Dans une lettre adressée à Kevin McCarthy, président républicain de la Chambre des représentants, où elle implore le Congrès de trouver un accord (les Républicains le conditionnent à une réduction des dépenses publiques), l’Américaine indique que, combinées, les "mesures exceptionnelles" et les liquidités auxquelles peut recourir le Trésor devraient permettre à l’État de faire face à ses obligations au moins jusqu’en juin. Au-delà de cette date, les États-Unis seraient ainsi susceptibles ne plus pouvoir assurer le service de leur dette.

L'occurrence de cet évènement chahuterait particulièrement les marchés financiers, eux qui ont toujours considéré la dette émise par l’Oncle Sam comme l’actif le plus sûr au monde. La prime de risque l'affectant s'envolerait, ce qui ne serait pas sans effet sur les conditions de financement auxquelles ménages et entreprises seraient confrontés. "Cela causerait un préjudice irréparable à l'économie américaine, aux moyens de subsistance de tous les Américains et à la stabilité financière mondiale", a alerté Janet Yellen.
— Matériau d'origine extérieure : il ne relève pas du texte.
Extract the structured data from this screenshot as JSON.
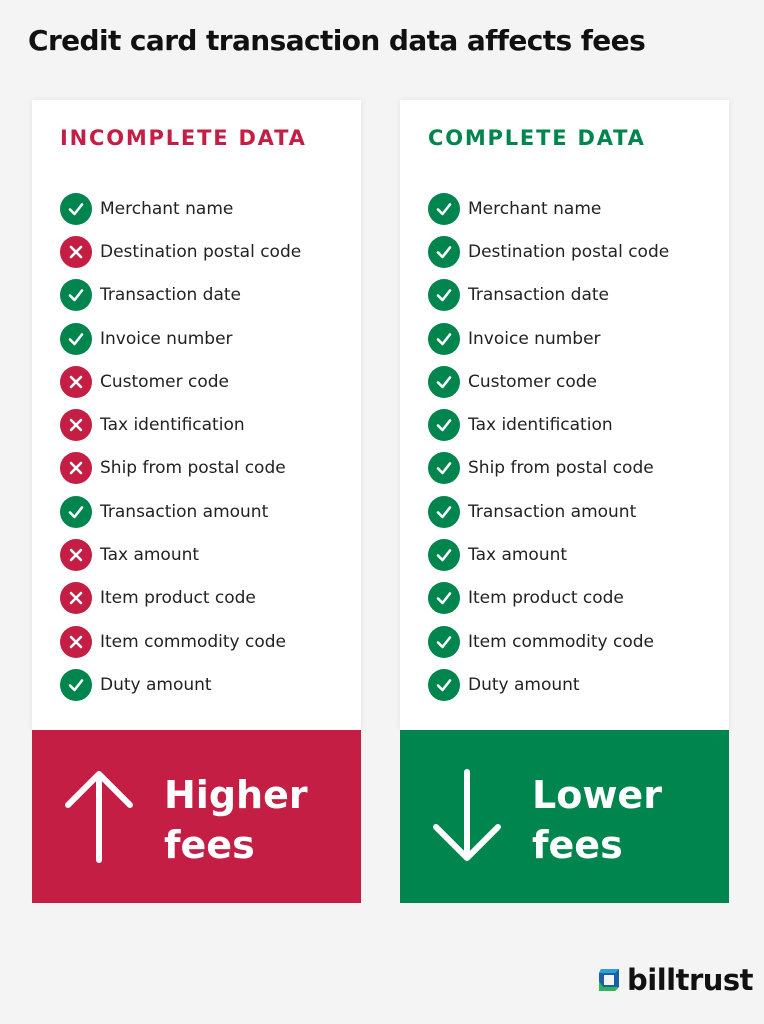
{
  "title": "Credit card transaction data affects fees",
  "colors": {
    "red": "#c41e45",
    "green": "#00854f",
    "background": "#f4f4f4"
  },
  "incomplete": {
    "heading": "INCOMPLETE DATA",
    "items": [
      {
        "label": "Merchant name",
        "status": "check"
      },
      {
        "label": "Destination postal code",
        "status": "cross"
      },
      {
        "label": "Transaction date",
        "status": "check"
      },
      {
        "label": "Invoice number",
        "status": "check"
      },
      {
        "label": "Customer code",
        "status": "cross"
      },
      {
        "label": "Tax identification",
        "status": "cross"
      },
      {
        "label": "Ship from postal code",
        "status": "cross"
      },
      {
        "label": "Transaction amount",
        "status": "check"
      },
      {
        "label": "Tax amount",
        "status": "cross"
      },
      {
        "label": "Item product code",
        "status": "cross"
      },
      {
        "label": "Item commodity code",
        "status": "cross"
      },
      {
        "label": "Duty amount",
        "status": "check"
      }
    ],
    "result_line1": "Higher",
    "result_line2": "fees",
    "result_icon": "arrow-up-icon"
  },
  "complete": {
    "heading": "COMPLETE DATA",
    "items": [
      {
        "label": "Merchant name",
        "status": "check"
      },
      {
        "label": "Destination postal code",
        "status": "check"
      },
      {
        "label": "Transaction date",
        "status": "check"
      },
      {
        "label": "Invoice number",
        "status": "check"
      },
      {
        "label": "Customer code",
        "status": "check"
      },
      {
        "label": "Tax identification",
        "status": "check"
      },
      {
        "label": "Ship from postal code",
        "status": "check"
      },
      {
        "label": "Transaction amount",
        "status": "check"
      },
      {
        "label": "Tax amount",
        "status": "check"
      },
      {
        "label": "Item product code",
        "status": "check"
      },
      {
        "label": "Item commodity code",
        "status": "check"
      },
      {
        "label": "Duty amount",
        "status": "check"
      }
    ],
    "result_line1": "Lower",
    "result_line2": "fees",
    "result_icon": "arrow-down-icon"
  },
  "logo": {
    "text": "billtrust"
  }
}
Techniquement, le défaut est un point qui fait l’objet de débats. En effet, compte tenu du fait que les recettes du Trésor surpassent ses dépenses d’intérêts, il pourrait très bien en faire sa priorité au détriment des autres postes. Une possibilité qu’ont toutefois toujours rejeté les différents hauts responsables du Trésor peut-être pour des raisons politiques (les bénéficiaires de la Sécurité Sociale et les militaires passeraient alors après les créanciers obligataires). Toujours est-il que, "les transcriptions des réunions de la Fed en 2011 et 2013 montrent que le Trésor était prêt à retarder les paiements sur d'autres obligations pour effectuer les paiements des intérêts de la dette à temps", explique Nancy Vanden Houten, économiste chez Oxford Economics.